Friday, September 14, 2007

The lady in the picture.


Anna Lauyse Markheim died about one year ago now. Since then, I've wrestled with every emotion time and again. I've wailed like a baby, I've shrugged it off as a past concern. I've wondered endlessly what it would be like were she alive today, if she could see my children, watch Malcolm in his first year as a kindergartner, or see Chloe draw amazing illustrations with her left hand. Stephanie and I are trying to have another baby now. My brother Ryan and his wife Heather are already expecting, with three-dimensional sonogram images that would absolutely amaze Mom, could she view them as I have. Ryan recently visited the little riverbank where, on his 28th birthday, he and I buried her ashes last year in a bed of flower bulbs. He held up his cell phone and played the audio recording of his baby's heartbeat to her.

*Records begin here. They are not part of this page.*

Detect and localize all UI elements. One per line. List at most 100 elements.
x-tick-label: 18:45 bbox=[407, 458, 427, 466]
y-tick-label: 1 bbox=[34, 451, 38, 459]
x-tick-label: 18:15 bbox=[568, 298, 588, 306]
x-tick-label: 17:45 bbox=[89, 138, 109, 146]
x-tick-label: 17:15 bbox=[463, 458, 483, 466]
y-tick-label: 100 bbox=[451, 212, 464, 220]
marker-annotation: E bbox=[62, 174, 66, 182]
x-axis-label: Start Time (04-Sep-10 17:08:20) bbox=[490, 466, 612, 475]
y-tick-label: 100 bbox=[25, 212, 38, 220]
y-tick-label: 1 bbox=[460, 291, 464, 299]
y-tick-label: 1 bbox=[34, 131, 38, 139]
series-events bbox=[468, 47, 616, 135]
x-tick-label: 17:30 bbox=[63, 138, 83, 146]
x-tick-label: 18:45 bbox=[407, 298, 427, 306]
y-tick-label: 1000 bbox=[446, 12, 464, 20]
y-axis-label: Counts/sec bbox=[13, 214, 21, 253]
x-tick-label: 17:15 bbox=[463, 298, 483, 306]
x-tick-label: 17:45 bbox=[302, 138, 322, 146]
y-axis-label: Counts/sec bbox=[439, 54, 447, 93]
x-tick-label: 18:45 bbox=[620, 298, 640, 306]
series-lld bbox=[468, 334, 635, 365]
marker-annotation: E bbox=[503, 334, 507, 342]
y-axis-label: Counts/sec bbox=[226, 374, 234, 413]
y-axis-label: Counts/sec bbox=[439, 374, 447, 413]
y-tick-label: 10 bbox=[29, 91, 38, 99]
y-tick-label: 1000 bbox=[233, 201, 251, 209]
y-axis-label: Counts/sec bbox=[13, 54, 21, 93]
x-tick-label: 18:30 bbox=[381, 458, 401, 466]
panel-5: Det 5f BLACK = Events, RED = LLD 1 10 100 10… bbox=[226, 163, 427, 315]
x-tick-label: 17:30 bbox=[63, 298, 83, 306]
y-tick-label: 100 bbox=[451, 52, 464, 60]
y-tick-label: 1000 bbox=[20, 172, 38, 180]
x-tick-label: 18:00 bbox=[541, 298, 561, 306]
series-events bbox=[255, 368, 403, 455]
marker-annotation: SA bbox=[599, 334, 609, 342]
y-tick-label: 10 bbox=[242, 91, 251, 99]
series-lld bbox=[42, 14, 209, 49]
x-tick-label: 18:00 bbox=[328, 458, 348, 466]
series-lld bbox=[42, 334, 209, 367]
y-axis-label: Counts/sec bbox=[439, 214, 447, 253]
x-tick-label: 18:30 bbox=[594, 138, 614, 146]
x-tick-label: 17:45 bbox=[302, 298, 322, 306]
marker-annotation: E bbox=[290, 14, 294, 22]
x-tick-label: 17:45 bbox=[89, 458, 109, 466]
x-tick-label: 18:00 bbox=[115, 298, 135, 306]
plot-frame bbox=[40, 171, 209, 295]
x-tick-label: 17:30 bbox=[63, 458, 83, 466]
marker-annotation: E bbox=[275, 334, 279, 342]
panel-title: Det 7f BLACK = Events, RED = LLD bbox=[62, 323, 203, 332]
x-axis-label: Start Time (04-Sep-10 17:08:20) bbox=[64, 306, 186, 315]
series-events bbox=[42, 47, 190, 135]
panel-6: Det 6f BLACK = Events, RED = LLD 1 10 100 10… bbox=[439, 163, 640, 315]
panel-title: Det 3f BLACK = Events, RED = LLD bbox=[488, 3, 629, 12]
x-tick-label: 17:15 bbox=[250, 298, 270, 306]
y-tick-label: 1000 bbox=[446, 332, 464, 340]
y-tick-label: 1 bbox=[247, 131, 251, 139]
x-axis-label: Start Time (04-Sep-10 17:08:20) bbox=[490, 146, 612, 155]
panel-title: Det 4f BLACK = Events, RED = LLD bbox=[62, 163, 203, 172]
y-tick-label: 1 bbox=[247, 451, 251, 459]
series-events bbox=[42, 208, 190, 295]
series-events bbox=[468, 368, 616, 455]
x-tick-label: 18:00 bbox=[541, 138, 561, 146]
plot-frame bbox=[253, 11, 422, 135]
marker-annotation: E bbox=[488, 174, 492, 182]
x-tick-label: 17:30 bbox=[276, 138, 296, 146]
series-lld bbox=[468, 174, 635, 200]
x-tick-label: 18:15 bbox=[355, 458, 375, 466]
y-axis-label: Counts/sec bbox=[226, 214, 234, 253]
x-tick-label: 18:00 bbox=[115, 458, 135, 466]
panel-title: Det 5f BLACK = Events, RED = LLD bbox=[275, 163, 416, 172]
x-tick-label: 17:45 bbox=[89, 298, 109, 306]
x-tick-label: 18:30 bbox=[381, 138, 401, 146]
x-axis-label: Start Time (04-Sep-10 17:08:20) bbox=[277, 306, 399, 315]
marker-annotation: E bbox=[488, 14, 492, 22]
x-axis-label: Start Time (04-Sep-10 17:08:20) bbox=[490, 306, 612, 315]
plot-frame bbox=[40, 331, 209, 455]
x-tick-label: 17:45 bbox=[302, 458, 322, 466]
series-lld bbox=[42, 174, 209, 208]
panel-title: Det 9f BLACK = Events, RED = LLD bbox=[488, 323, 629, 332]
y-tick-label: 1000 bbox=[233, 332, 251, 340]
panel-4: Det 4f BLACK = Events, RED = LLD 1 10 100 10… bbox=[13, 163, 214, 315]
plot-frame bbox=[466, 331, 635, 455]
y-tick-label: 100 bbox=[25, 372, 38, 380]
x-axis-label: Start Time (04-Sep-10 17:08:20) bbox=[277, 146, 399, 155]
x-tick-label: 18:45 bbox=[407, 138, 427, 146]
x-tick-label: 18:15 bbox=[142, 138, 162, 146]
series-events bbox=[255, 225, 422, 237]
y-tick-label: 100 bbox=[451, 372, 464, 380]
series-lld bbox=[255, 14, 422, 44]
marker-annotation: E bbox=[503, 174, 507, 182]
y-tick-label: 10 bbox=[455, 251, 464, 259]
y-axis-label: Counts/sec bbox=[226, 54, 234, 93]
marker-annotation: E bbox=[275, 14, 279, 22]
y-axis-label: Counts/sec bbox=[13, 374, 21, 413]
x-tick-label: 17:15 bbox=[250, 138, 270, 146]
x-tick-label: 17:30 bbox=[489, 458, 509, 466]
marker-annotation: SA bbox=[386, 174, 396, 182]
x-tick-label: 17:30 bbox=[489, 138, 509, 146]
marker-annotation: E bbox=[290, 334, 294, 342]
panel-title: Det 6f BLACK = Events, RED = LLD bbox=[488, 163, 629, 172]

There's a lady who surrounds me and my family. She's in pictures all around. One depicts her dancing with me on my wedding day, the happiest day I've ever known. Another shows the two of us on a family vacation to the United Kingdom, shoulder to shoulder along the Cliffs of Dover. It wasn't supposed to be like this. Ryan and I were unabashedly close to Mom. We did everything together. She packed my high school lunches with the kind of thoughtfulness only a mother knows, and I ate them without embarassment, despite teenage insecurities. She was never a friend - she was always my parent, but one in whom I could confide the world. And now all I have is the lady in the picture, and my memories.

My children will know her through me, as will Ryan's through him. And in that sense, she will live on, though I'll always harbor a sadness for having lost her so soon. Malcolm has the faintest memories of his Nana. Chloe perhaps none at all, and our next baby will only know a name and a tale. But it's something.